Posted on May 17, 2023
The Port of Seattle has announced that local maritime organizations, including the port, have kicked off a local “Maritime Works” campaign drawing awareness to local opportunities for young adults looking for a high-wage career based in Puget Sound.
For the first time, essential maritime career information is consolidated on one website where multiple career paths are presented including contacts, wage scales, education requirements, and the necessary tools to get started today. (#MaritimeWorks)
Campaign partners, including the Port of Seattle and the local Propeller Club, launched the campaign this week at the annual Seattle Maritime Breakfast.
“Maritime and industrial businesses are part of Seattle’s future,” said Port of Seattle Commission President Sam Cho, in a prepared statement. “Yesterday’s recruiting strategies have no hope of keeping up with the demand in maritime hiring. Maritime industries recognize that channeling resources and embracing diversity in recruiting, we can find and train that next generation of maritime workers and leaders.”
“Seattle’s maritime industry is a core component of our city’s diversified economy, providing thousands of family-wage jobs throughout the Puget Sound,” commented Seattle Mayor Bruce Harrell. “Opening doors to vocational jobs — great jobs that are available right now — means connecting young people with new opportunities and career pathways that will allow them to learn, grow, earn good wages, and build community with colleagues and neighbors.”

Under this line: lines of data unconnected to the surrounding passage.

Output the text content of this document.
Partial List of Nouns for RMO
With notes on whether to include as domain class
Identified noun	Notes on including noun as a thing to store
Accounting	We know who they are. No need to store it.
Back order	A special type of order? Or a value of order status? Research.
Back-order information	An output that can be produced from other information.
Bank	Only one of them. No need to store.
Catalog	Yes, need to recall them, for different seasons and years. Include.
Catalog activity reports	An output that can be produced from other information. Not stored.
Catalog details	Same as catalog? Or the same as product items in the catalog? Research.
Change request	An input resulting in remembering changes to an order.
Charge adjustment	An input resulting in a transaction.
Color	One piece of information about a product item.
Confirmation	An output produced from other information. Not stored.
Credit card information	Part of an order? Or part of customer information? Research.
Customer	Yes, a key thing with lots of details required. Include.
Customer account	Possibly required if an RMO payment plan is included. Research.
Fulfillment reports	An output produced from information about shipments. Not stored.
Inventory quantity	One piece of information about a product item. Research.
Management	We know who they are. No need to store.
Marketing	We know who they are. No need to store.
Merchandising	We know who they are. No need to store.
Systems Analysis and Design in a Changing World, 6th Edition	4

Added Ann Avary, Director, Center of Excellence for Marine Manufacturing & Technology, Skagit Valley College: “One need only look at our state’s ferry service last summer to see that we have a real shortage of qualified mariners to staff these vessels and provide the required skills to keep this vital transportation system afloat. Not only is it mariners that we need, but the skills to build the next generation of ferry vessels necessary to keep the largest ferry system in North America operating sufficiently.”

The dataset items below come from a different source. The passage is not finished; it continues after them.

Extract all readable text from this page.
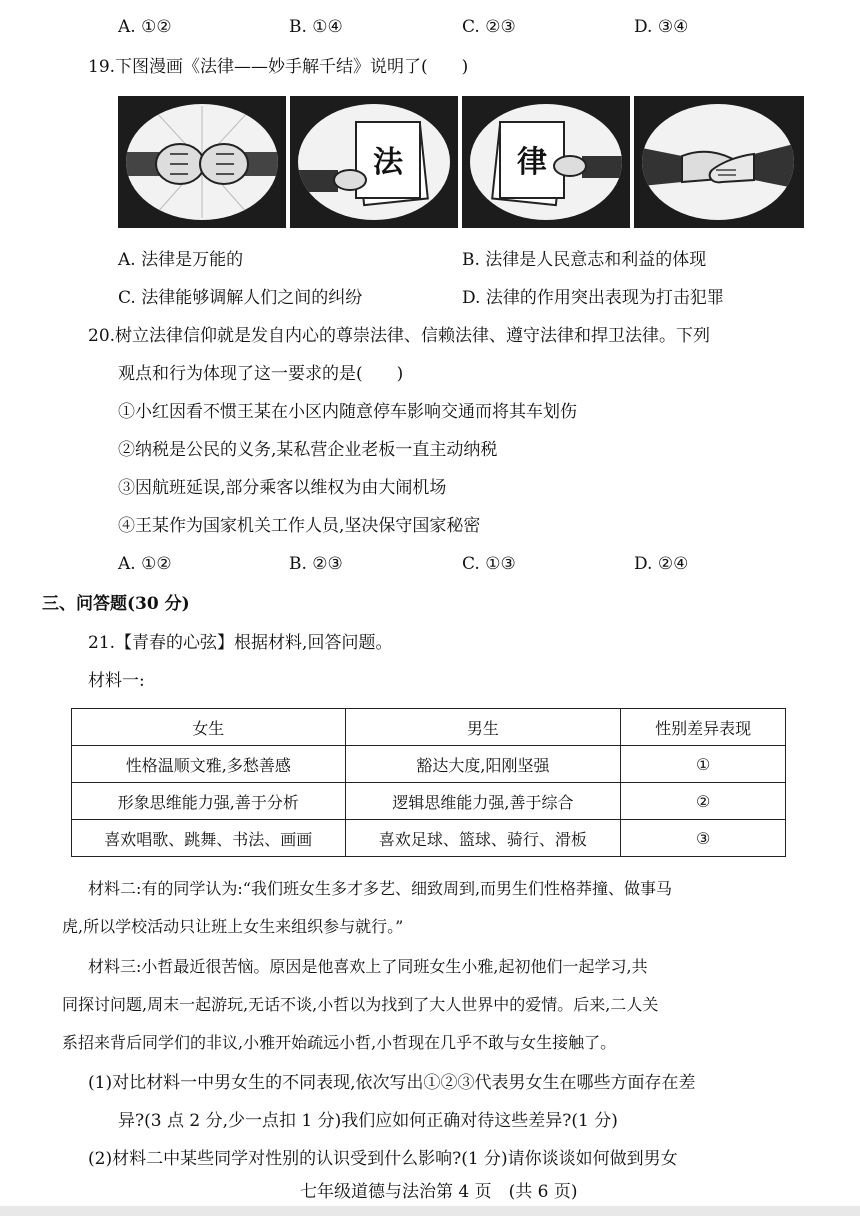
A. ①②	B. ①④	C. ②③	D. ③④
19.下图漫画《法律——妙手解千结》说明了(　　)
法	律
A. 法律是万能的	B. 法律是人民意志和利益的体现
C. 法律能够调解人们之间的纠纷	D. 法律的作用突出表现为打击犯罪
20.树立法律信仰就是发自内心的尊崇法律、信赖法律、遵守法律和捍卫法律。下列
观点和行为体现了这一要求的是(　　)
①小红因看不惯王某在小区内随意停车影响交通而将其车划伤
②纳税是公民的义务,某私营企业老板一直主动纳税
③因航班延误,部分乘客以维权为由大闹机场
④王某作为国家机关工作人员,坚决保守国家秘密
A. ①②	B. ②③	C. ①③	D. ②④
三、问答题(30 分)
21.【青春的心弦】根据材料,回答问题。
材料一:
女生	男生	性别差异表现
性格温顺文雅,多愁善感	豁达大度,阳刚坚强	①
形象思维能力强,善于分析	逻辑思维能力强,善于综合	②
喜欢唱歌、跳舞、书法、画画	喜欢足球、篮球、骑行、滑板	③
材料二:有的同学认为:“我们班女生多才多艺、细致周到,而男生们性格莽撞、做事马
虎,所以学校活动只让班上女生来组织参与就行。”
材料三:小哲最近很苦恼。原因是他喜欢上了同班女生小雅,起初他们一起学习,共
同探讨问题,周末一起游玩,无话不谈,小哲以为找到了大人世界中的爱情。后来,二人关
系招来背后同学们的非议,小雅开始疏远小哲,小哲现在几乎不敢与女生接触了。
(1)对比材料一中男女生的不同表现,依次写出①②③代表男女生在哪些方面存在差
异?(3 点 2 分,少一点扣 1 分)我们应如何正确对待这些差异?(1 分)
(2)材料二中某些同学对性别的认识受到什么影响?(1 分)请你谈谈如何做到男女
七年级道德与法治第 4 页　(共 6 页)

The founding principal of the Maritime High School said the school is encouraging parents to explore the local maritime opportunities available to school-age children as they consider careers and enter the workforce in the next several years. The high school was founded as a path to prepare students for maritime careers.

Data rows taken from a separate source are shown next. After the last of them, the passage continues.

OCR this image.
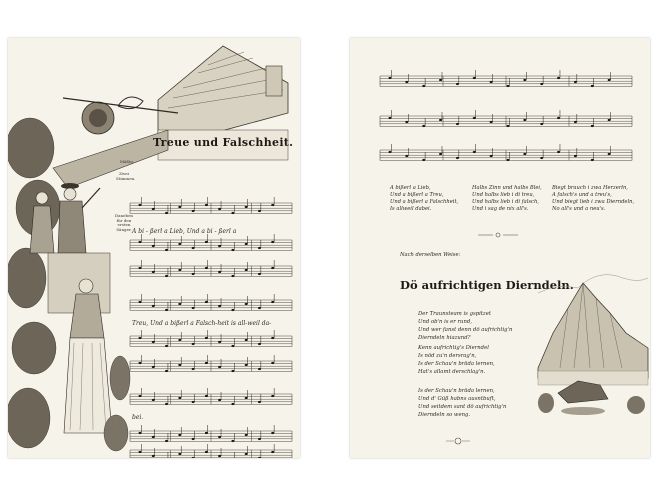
Treue und Falschheit.
Mäßig.
Zwei Stimmen.
Daneben für den ersten Sänger. A bi - ßerl a Lieb, Und a bi - ßerl a
Treu, Und a bißerl a Falsch-heit is all-weil da-
bei.
A bißerl a Lieb,
Und a bißerl a Treu,
Und a bißerl a Falschheit,
Is allweil dabei.
Halbs Zinn und halbs Blei,
Und halbs lieb i di treu,
Und halbs lieb i di falsch,
Und i sag de nix all's.
Biegt brauch i zwa Herzerln,
A falsch's und a treu's,
Und biegt lieb i zwa Dierndeln,
No all's und a neu's.
Nach derselben Weise:
Dö aufrichtigen Dierndeln.
Der Traunsteam is gspitzet
Und ob'n is er rund,
Und wer fanst denn dö aufrichtig'n
Dierndeln hiazund?
Kenn aufrichtig's Dierndel
Is nöd zu'n dersrag'n,
Is der Schau'n bräda lernen,
Hat's allamt derschlag'n.
Is der Schau'n bräda lernen,
Und d' Güß habns ausntbuft,
Und seitdem sant dö aufrichtig'n
Dierndeln so weng.
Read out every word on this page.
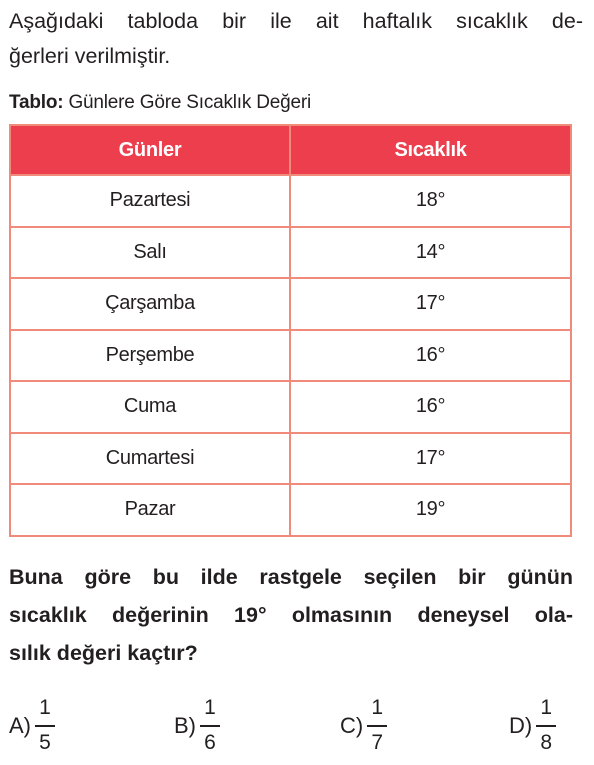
Aşağıdaki tabloda bir ile ait haftalık sıcaklık de-
ğerleri verilmiştir.

Tablo: Günlere Göre Sıcaklık Değeri

Günler	Sıcaklık
Pazartesi	18°
Salı	14°
Çarşamba	17°
Perşembe	16°
Cuma	16°
Cumartesi	17°
Pazar	19°

Buna göre bu ilde rastgele seçilen bir günün
sıcaklık değerinin 19° olmasının deneysel ola-
sılık değeri kaçtır?

$A) \frac{1}{5}$	$B) \frac{1}{6}$	$C) \frac{1}{7}$	$D) \frac{1}{8}$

Speaking on behalf of the Seattle Maritime Academy, Dale Bateman, associate dean, said: “Training for a maritime career doesn’t require a degree from a four-year college or university, so students don’t have to take on a big debt load to get started. A nine-month program can cost as little as $11,000 and put a student on a clear path to starting wages upwards of $60,000 a year, depending on the position. Even better, programs like the Seattle Promise can make tuition free.
“Most entry-level positions don’t require a four-year degree; you can enter the maritime industry with a certificate or credential. The skills and training you need can be obtained by attending a community or technical college program, entering an apprenticeship program, or obtaining a four-year degree.”
This new, web-based career resource was produced and compiled by the Center of Excellence for Marine Manufacturing & Technology, Skagit Valley College, and Career Connect Washington. The website is described as a comprehensive resource designed to be user-friendly and easy to navigate, providing the information necessary to lead anyone into a maritime-based career along with job opportunity options for those between the ages of 18 to 34.